Нет, случилось так, обыденно, как зачастую происходит на безграничных просторах: люди в сером обожают ломать жизнь через колено, и закончить ее преждевременно, да.
Желательно с муками, с унижениями непременно.
Не свою – чужую, конечно.
Чего ради? Зачем?
Ссылали тогда в лагеря, ласково именуемые «лечебно трудовыми профилакториями» за небольшую провинность, как сегодня за оскорбление власти, например.
– Нарушаешь? Поехали, дорогуша. На годик, для начала, дальше посмотрим.
А причина для задержки выхода на свободу всегда найдется.
В один из назначенных судьбой дней, принудительный, рабский труд показался надзирателям недостаточным для полного исправления. И, для полного излечения от привычек вредных, ему – бригадиру, который работал лучше всех, но не успел на вечернюю проверку, вкололи двойную дозу профилактических скреп – сульфазина – вызывающего боль нестерпимую.
В сугубо воспитательных целях, с намерениями благими, отряду в пример.
«Нехер на построение опаздывать».
Другим в назидание, чтобы знали, как распорядок не соблюдать, суки.
И закололи до смерти, сволочи.
В страшных муках умер он: разъел адский состав печень до дыр сквозных. Не знающим такой боли, представить ее невозможно.
За пределом это.
А те, кто знают, не скажут – нет их более.
Освободившийся, но не переживший пыток, лежал он на холодном, стальном столе растерянно нагой, вскрытый от паха до горла, беспомощно уставясь в потолок…
Вчера еще полный сил, планов и живой…
Не имеют значение подробности и детали: понятно, что боль была нестерпимая – для этого и кололи, от того и умер.
И бегали глаза патологоанатома, за хозяином зоны – майором, следы заметая.

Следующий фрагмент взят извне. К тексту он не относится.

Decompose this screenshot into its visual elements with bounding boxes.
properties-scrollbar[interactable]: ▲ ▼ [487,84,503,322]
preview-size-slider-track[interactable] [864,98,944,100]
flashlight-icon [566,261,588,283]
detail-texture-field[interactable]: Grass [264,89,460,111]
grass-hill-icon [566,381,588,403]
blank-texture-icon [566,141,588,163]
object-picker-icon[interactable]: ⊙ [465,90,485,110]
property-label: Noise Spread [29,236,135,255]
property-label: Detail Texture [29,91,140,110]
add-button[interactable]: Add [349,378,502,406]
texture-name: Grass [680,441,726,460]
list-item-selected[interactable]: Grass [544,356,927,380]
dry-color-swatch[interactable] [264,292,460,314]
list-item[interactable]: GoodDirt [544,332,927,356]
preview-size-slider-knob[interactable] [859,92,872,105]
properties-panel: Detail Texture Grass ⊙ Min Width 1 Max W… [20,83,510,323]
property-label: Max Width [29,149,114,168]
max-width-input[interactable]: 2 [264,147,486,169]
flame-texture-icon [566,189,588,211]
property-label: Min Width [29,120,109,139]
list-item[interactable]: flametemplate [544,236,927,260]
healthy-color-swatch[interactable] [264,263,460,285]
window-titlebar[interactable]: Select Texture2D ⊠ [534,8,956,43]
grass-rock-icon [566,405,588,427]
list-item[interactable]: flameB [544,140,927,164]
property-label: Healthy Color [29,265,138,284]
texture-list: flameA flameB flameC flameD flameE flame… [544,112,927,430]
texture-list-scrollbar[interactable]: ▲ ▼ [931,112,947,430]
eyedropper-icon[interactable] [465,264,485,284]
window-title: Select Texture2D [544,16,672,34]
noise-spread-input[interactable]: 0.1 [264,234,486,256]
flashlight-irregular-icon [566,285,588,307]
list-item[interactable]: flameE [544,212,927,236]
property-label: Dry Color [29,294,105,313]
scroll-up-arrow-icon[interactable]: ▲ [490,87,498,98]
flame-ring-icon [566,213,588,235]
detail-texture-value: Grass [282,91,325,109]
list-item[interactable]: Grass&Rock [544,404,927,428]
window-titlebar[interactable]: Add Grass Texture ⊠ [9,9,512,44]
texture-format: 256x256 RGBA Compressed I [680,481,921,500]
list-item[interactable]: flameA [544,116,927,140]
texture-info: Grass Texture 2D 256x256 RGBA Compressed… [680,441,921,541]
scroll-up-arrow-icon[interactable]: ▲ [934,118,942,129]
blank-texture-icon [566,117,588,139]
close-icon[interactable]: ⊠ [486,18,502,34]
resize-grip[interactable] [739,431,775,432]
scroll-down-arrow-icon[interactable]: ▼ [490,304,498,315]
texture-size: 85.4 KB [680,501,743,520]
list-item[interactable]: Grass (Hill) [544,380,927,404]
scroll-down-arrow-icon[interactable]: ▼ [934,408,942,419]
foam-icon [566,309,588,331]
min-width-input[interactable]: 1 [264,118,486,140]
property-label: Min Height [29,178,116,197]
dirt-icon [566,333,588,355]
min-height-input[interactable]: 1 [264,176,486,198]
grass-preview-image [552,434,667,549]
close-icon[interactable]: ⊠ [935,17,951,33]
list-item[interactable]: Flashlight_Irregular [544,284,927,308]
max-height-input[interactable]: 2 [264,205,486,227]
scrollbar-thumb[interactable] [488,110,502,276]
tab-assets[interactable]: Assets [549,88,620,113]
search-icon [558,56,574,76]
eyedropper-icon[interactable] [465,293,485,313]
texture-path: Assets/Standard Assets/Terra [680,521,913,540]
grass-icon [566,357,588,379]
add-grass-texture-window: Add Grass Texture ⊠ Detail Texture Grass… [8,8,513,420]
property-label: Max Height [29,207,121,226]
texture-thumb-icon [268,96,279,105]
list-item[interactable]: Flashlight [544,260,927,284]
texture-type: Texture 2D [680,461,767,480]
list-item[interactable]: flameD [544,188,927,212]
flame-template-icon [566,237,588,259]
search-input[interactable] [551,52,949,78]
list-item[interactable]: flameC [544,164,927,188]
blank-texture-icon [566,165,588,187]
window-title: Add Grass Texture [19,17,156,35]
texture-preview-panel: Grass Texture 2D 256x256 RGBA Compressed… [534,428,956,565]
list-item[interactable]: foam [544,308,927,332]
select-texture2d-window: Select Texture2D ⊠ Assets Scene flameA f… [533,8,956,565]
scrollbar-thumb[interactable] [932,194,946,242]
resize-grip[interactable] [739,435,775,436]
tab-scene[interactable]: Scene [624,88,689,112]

Написал спец, отчитался, как положено:
«Отравление неизвестными ядами», – хоть и знал, гад, что убийство, еще одно, покрывает.
Но не мог по-другому.
Время было такое, скотское.
И кувалдой отрезвляющей, ударило мне, тренированному парню, приехавшему к отцу за жизнь поговорить, встретить его в морге, и открыть страшное: был человек, и в муках, невыносимых, не стало его.
Навсегда.
По воле уездного майора, для которого ты – пыль под сапогами.
Обычное дело.
Работа у служивых такая – ломать жизнь тех, до кого ручонки дотянулись, поиметь что удастся, себя, любимого, не забыть и начальнику занести, а как же иначе?
Не сталкивались, пока?
Повезло.
Я свои два слова сказал, миллионы замученных и сгинувших за так – ничего уже сказать не смогут.
Может, не время виновато? Система – сучья?
Все уши мне прожужжали: «Ты не представляешь, как все изменилось!»
Очень хорошо представляю.
И вижу.
И вы посмотрите.
На Минск, Беларусь. А там помягче люди будут, чем на наших северах. Хотя тоже, зверье, конечно.
Простите, животные, что оскорбляю, вам-то такая жестокость подлая, беспричинная и не снилась, но определение верное, для нелюдей, не людей.
И нынче, твари из прошлого лезут в день сегодняшний, садят за пустяки, пытают, насилуют, калечат и удовольствие при этом получают. Да и убивают частенько.
Безнаказанно, полностью государством прикрытые.
И сегодня человек ничего не значит, держава и его прислужники лишь.
А в славных органах, наверх пробиться можно лишь судьбы людские ломая.
Не приживаются там нормальные – им совесть мешает.
Чужие они.
Нахрена нужно такое «государство», спрашивается? И охранители скреп – всесильные майоры, людоеды, нелюди?
Но…
Потрать хоть вечность – не сыщешь страны более великой.